Trump Administration Releases Critical Minerals Strategy
On June 4, the Department of Commerce released an interagency strategy for ensuring the U.S. has access to reliable supplies of 35 minerals deemed critical to economic and national security. Among six overarching “calls to action,” the strategy recommends the Department of Energy lead the development of a roadmap for R&D needs related to resource diversification, recycling, substitution, and associated materials science. Other recommendations include growing the critical mineral workforce through investments in STEM education, reducing permitting times for mining on federal lands, and incentivizing private industry to develop supplies for the defense industrial base.

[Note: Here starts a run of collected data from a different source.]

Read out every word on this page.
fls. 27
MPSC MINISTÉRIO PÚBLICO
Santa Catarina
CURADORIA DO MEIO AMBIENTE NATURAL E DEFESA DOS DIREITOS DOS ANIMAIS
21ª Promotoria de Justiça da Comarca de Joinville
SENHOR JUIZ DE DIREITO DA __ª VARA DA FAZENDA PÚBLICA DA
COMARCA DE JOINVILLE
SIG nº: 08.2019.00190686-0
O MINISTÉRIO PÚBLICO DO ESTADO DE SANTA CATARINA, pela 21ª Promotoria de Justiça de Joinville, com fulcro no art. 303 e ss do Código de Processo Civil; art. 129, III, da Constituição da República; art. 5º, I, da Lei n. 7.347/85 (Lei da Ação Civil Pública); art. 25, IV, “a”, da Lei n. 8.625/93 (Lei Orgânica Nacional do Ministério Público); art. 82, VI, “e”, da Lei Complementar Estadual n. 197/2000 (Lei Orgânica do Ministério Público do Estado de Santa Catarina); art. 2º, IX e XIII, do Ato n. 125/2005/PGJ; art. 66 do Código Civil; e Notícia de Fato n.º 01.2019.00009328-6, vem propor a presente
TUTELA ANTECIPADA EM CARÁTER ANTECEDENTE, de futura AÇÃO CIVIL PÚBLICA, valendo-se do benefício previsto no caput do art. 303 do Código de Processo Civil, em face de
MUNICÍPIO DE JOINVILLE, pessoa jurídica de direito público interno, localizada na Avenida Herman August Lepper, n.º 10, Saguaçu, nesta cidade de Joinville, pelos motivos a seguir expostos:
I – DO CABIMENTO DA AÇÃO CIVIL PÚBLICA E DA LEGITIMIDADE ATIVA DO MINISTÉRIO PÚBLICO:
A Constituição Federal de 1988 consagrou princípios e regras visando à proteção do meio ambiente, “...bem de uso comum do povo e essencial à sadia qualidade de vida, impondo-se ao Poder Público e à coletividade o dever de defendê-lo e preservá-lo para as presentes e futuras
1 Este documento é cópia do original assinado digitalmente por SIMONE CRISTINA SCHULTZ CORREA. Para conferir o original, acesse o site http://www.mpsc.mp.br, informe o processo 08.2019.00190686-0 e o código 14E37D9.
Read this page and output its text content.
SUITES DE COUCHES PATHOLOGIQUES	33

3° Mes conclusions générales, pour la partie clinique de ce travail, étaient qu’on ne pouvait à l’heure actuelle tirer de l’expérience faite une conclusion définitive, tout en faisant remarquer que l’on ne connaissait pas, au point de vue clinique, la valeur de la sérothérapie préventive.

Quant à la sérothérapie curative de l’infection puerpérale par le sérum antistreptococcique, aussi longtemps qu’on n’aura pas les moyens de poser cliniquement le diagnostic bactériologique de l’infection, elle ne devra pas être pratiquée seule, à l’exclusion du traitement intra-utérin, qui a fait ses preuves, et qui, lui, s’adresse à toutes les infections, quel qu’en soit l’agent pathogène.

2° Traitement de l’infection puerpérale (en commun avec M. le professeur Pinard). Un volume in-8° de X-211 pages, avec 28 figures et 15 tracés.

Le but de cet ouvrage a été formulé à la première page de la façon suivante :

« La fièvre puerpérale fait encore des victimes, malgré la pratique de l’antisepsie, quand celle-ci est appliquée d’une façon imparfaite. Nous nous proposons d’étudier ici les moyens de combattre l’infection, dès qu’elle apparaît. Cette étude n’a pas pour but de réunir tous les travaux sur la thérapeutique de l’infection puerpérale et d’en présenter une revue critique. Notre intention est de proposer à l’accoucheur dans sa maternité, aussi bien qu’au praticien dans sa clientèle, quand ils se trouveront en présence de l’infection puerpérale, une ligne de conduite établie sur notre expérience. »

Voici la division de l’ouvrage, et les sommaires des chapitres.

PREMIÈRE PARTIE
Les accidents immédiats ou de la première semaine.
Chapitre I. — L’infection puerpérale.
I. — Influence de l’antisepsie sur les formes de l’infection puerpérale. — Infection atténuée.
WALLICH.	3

Landslide and Ocean Acidification Bills Head to Senate
The House passed a set of bills last week that would address risks associated with landslides and ocean acidification. The National Landslide Preparedness Act, which passed by voice vote, backs the U.S. Geological Survey’s landslide hazards reduction efforts, requiring the agency to maintain a landslide hazards database, issue research grants, and improve post-wildfire debris flow early warning systems. Among four ocean acidification bills also sent to the Senate for consideration is the COAST Research Act, which aims to standardize collection and archiving of relevant data.
Future of Ocean Exploration Charted by Science Committee
The House Science Committee invited a panel of ocean researchers and technologists to testify at a subcommittee hearing last week on their exploration goals and Congress’ role in promoting the field. Discussion focused on opportunities for decreasing the cost of exploration technology through unmanned systems, increasing partnerships with the private sector and other countries, and inspiring the public about the oceans. Witnesses advocated for setting “moonshot” goals to galvanize exploration efforts and draw young scientists into the field. Committee members asked about whether the National Oceanic and Atmospheric Administration should increase its reliance on commercial exploration services rather than recapitalize aging exploration vessels. Rep. Suzanne Bonamici (D-OR) said she plans to introduce a companion bill to the Senate’s bipartisan BLUE GLOBE Act, which would direct NOAA to study how creating an Advanced Research Projects Agency–Oceans could address barriers to technology development.
Disaster Relief Law Includes Research Funding
President Trump signed a $19 billion disaster relief bill into law on June 6 that includes funds to repair research infrastructure and improve prediction of future natural disasters. The National Oceanic and Atmospheric Administration is receiving $50 million to improve data collection, research, and computational infrastructure for forecasting hurricanes, floods, and wildfires. The U.S. Geological Survey is receiving $99 million to repair facilities damaged by recent earthquakes, wildfires, and volcanic eruptions, including the Hawaiian Volcano Observatory.